Geçtimiz günlerde Zülfü Livaneli, köşesinde, insan ilişkilerine değiniyordu. Kelime, kelime saptamış olduğu dinamiklerle, verilmek isteneni, doğru oturtmaya çalışıyordum. İnsanı, kurduğu ilişkileriyle sınıflandırıyordu Livaneli... Ve de bunu fevkalade yapıyordu… Kıssadan hisse, insanın değerinin insan oluşundan geldiğini vurguluyor ve insan-i kırılımlarımızın detaylarına doğru bizlere düşünme zemini yaratıyordu. Bir kaç okumanın sonrasında, insan olmanın altını bizler nasıl dolduruyoruz, sorusu zihnimde yerini buldu. Elbette ki yapılacak onca tespit vardı ancak kendimce; şu beşer şaşar olma halimize çok da sırtımızı yaslamamak gerektiğini düşünüyorum. Sahte prensipler yaratıp, bu prensiplerini karşılayan sahte maskeler üzerinden bir zamir yaratmak ve bunu devam ettirmek, bizleri ilişkiler penceresinden baktığımızda, sınıfta bırakıyor olacaktır. Gerçek tanımızı gözden geçirmemiz gerektiğine inanıyorum. Bazen öyle yoldan sapıyoruz ki biz bile kendi yalanlarımıza inanır oluyoruz. Dürüstçe ama önce kendimize dürüstçe yaklaşarak yaşam döngülerimize dahil ettiğimiz nedenlerimizin sonuçlarını bu kaide ile göğüslemek ve sahiplenmek ‘ben’ olabilmenin temelini oluşturuyor. Her ne kadar çıplaklık, sert gelse de yaşanmış olmasıyla bir katma değer doğuruyor. En acı gerçeği, en tatlı palavraya tercih ediyorum.
İbni Haldun’un tabiriyle; kabile asaletinin gölgesinde kendine yer, yön bulanları bir yere kadar anlayabiliyorum ancak bir yerden sonra bireyin kendini gerçekleştirebildiği bir yolculukta, kendi asıl kimliğini yaşatabilmesi ve taşıyabilmesi gerekiyor.

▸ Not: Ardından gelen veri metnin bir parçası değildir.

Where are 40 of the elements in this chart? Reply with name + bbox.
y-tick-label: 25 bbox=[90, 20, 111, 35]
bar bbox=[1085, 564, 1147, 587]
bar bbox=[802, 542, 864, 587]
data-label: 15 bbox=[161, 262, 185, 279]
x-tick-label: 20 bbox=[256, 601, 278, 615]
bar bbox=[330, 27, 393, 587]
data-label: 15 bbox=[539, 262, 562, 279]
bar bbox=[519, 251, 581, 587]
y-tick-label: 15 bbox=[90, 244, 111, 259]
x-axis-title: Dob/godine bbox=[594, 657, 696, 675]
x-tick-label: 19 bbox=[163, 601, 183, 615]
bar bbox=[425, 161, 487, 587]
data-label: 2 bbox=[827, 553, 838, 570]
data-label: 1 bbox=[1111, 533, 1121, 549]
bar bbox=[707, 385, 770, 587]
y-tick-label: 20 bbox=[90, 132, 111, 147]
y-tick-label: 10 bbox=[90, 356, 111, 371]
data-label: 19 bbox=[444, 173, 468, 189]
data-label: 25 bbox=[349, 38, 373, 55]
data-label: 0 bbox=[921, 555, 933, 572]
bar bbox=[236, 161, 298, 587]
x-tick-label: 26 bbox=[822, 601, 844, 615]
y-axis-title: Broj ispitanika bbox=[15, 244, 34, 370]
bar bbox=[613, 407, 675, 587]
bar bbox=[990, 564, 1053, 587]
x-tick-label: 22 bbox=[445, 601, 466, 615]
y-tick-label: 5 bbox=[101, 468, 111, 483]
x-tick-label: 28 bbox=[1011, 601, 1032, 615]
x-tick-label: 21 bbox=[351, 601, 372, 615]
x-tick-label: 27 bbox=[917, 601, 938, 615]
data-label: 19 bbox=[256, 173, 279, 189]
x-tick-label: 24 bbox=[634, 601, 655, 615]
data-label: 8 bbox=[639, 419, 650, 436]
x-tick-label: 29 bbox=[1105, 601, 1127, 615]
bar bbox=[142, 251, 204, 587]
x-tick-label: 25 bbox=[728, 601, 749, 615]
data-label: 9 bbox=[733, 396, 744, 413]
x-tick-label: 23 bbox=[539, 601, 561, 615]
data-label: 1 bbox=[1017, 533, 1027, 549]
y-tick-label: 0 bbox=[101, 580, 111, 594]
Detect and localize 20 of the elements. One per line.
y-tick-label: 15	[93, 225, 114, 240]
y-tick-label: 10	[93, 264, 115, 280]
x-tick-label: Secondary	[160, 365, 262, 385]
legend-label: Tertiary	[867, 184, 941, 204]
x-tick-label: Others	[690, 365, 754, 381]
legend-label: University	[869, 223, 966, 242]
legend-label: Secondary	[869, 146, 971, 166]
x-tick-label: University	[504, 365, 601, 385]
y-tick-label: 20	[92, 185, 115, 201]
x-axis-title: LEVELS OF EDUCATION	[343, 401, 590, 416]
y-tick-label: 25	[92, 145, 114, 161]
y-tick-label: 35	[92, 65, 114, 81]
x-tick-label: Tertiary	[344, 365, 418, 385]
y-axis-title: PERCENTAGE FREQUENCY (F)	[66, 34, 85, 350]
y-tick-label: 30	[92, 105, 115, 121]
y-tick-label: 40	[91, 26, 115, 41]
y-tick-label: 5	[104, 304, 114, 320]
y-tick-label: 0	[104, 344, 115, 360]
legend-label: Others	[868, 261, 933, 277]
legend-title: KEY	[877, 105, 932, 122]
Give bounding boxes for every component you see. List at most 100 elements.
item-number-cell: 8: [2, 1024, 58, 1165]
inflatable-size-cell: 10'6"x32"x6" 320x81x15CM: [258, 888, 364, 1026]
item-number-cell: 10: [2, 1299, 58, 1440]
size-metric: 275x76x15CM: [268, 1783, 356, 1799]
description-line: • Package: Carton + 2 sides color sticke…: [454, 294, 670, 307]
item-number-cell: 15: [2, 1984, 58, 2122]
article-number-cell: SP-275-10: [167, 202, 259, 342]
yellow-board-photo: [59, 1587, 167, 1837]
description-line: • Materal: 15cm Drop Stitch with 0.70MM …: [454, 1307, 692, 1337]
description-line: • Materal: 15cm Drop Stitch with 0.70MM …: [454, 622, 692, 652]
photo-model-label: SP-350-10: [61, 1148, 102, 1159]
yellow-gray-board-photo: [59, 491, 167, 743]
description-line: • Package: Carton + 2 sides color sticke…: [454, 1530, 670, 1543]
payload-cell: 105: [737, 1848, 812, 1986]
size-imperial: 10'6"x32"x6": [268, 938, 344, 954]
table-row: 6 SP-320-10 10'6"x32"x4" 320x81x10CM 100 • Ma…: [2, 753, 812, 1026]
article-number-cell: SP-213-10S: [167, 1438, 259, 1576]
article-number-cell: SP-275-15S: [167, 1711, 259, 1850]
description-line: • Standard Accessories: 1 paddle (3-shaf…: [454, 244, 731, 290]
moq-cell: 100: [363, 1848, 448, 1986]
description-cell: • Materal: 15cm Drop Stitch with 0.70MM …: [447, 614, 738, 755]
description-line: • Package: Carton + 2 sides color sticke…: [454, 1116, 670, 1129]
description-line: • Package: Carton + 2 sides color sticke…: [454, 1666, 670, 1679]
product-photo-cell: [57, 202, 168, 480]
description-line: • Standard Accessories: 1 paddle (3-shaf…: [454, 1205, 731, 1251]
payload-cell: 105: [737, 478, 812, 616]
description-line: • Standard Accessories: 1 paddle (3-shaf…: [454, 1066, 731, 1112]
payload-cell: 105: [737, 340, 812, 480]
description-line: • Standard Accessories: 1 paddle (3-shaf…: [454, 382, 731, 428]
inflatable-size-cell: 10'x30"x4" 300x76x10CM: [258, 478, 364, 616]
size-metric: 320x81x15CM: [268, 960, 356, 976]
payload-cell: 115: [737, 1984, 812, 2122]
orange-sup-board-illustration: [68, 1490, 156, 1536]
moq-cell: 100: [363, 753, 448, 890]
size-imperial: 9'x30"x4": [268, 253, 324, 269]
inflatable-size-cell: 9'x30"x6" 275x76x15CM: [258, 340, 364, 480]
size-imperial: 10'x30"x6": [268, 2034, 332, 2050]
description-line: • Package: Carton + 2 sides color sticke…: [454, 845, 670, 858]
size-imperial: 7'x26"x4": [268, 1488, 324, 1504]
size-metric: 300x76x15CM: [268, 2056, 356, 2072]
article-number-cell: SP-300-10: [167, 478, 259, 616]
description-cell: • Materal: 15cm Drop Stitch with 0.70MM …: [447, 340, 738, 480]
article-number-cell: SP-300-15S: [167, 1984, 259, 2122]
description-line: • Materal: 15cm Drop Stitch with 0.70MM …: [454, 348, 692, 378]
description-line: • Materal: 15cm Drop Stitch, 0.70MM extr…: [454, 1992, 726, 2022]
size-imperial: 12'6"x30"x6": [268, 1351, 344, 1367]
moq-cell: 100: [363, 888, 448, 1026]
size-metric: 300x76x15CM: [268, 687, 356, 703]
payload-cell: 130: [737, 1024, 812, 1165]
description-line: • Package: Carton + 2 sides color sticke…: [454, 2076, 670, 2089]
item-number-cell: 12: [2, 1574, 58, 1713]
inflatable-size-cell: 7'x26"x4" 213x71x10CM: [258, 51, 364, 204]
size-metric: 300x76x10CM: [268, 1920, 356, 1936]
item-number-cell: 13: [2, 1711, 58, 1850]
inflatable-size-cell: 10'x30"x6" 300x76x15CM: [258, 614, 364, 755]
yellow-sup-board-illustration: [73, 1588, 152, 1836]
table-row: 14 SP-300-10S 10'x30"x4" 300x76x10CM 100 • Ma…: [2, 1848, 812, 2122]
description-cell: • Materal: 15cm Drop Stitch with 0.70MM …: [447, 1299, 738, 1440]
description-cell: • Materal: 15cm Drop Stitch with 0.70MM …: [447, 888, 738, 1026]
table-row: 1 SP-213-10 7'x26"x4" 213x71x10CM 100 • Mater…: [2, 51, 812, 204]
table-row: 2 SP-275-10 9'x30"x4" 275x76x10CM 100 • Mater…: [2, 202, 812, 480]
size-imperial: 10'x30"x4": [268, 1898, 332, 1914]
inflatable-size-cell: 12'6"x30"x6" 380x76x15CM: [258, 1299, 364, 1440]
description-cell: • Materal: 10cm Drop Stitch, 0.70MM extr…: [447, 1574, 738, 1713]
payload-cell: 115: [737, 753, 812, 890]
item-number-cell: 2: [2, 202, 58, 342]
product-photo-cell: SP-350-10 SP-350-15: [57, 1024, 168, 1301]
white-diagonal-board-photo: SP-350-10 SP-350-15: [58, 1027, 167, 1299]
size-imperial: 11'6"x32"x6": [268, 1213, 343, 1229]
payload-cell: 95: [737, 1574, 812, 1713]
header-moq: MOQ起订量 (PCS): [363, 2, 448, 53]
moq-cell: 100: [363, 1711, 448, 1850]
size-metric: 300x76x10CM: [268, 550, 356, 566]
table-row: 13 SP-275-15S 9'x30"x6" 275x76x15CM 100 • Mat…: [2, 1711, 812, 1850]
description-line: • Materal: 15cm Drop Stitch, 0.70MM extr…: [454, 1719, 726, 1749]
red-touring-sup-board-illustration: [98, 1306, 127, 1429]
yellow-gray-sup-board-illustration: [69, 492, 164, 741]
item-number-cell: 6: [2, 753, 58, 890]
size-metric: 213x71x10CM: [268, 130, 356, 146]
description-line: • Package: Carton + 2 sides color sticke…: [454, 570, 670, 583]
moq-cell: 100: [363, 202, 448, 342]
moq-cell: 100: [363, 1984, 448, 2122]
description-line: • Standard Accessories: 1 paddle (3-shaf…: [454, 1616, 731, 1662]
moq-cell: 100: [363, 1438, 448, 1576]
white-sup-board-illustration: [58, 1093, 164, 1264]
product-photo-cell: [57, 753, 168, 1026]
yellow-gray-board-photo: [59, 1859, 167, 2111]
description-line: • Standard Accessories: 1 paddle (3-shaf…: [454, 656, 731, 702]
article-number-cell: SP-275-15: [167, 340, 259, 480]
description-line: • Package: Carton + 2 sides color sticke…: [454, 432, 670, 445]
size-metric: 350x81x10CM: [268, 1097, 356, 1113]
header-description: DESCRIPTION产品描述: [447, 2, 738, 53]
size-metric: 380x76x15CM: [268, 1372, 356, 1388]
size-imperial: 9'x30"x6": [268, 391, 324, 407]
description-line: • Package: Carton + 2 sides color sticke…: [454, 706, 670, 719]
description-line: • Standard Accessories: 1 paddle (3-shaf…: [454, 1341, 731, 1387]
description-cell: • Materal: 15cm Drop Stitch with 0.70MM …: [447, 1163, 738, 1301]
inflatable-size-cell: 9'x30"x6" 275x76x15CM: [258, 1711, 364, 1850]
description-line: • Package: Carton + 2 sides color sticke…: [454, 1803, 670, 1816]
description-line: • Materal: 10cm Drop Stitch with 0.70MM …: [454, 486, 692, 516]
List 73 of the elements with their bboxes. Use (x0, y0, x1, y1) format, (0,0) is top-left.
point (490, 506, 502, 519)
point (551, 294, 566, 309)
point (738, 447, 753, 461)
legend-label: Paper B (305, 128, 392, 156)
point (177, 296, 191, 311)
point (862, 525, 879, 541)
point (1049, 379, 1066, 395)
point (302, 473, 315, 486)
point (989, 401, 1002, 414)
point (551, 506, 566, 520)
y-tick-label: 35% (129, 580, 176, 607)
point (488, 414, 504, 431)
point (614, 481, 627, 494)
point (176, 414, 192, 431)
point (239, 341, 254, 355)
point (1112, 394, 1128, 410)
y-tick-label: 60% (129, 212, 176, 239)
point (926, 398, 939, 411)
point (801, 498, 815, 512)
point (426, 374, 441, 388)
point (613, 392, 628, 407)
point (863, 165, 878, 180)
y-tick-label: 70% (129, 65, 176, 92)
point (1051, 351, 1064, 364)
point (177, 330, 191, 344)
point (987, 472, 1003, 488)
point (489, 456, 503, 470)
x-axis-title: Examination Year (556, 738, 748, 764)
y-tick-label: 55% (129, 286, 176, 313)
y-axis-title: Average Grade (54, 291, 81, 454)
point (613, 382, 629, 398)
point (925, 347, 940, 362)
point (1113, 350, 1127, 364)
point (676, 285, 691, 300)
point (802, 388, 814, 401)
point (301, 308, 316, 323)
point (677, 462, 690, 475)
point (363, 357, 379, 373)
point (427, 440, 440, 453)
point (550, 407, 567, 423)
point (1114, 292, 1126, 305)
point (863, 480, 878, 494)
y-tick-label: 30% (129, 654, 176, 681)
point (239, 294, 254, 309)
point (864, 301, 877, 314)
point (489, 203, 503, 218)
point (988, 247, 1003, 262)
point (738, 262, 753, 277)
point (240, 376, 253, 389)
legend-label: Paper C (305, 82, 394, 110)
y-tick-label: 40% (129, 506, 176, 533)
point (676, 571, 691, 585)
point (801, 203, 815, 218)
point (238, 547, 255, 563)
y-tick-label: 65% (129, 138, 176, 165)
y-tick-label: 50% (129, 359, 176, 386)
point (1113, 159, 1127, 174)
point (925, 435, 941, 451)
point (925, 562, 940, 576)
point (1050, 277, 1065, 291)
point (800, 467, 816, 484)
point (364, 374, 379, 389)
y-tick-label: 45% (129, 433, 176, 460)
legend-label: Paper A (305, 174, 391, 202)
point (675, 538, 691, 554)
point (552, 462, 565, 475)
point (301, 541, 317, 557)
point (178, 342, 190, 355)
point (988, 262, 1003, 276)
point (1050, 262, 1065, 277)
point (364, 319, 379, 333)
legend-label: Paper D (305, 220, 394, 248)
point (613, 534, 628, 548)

Aksi, koca bir yoksunluk. Ne kötü ki özellikle de kendini eğitimli, entellektüel olarak resmeden kimselerin benlikleriyle arasındaki mesafe gittikçe genişliyor. Zamanın ruhuyla lupenleşen zamane modernizmi…Görünen ile görünmeyen arasındaki pergel açıldıkça, insan kendinden ayrı düşüyor. Belki kendini bulamayışın verdiği bir gaflet ile yalana sarılıyor belki de uzakta tuttuğu özüyle yalansız bir araya gelemiyor.
Bütün bu zihinsel jimnastiğin üzerine, oyunu bir hatırlayalım. Doğruluk mu, cesaret mi, diye soracak olursak, zannediyorum yaşanmışlıklarla beraber, cesaret cevabını vermek giderek zorlaşıyor. Çünkü biliriz. Cesaretli olana muamele farklıdır. Cesur olan, cesurluğuyla, çevresindeki cesur olamayanları işaret eder. Bu etiketlemeye rağmen cesareti seçenlerimiz beraberinde de doğruluğu seçtiğini biliyorlar mı, bilmiyorum ama bugünün şartlarında, doğruları konuşmak en büyük cesaret örneği olmalı diye düşünüyorum. Şarkıda da dediği gibi; ben böyleyim, bir an bile vazgeçmedim kendi yolumdan!
Kendi yolumuzda, kendi seçimlerimizle ilerleyebilmek dileğiyle.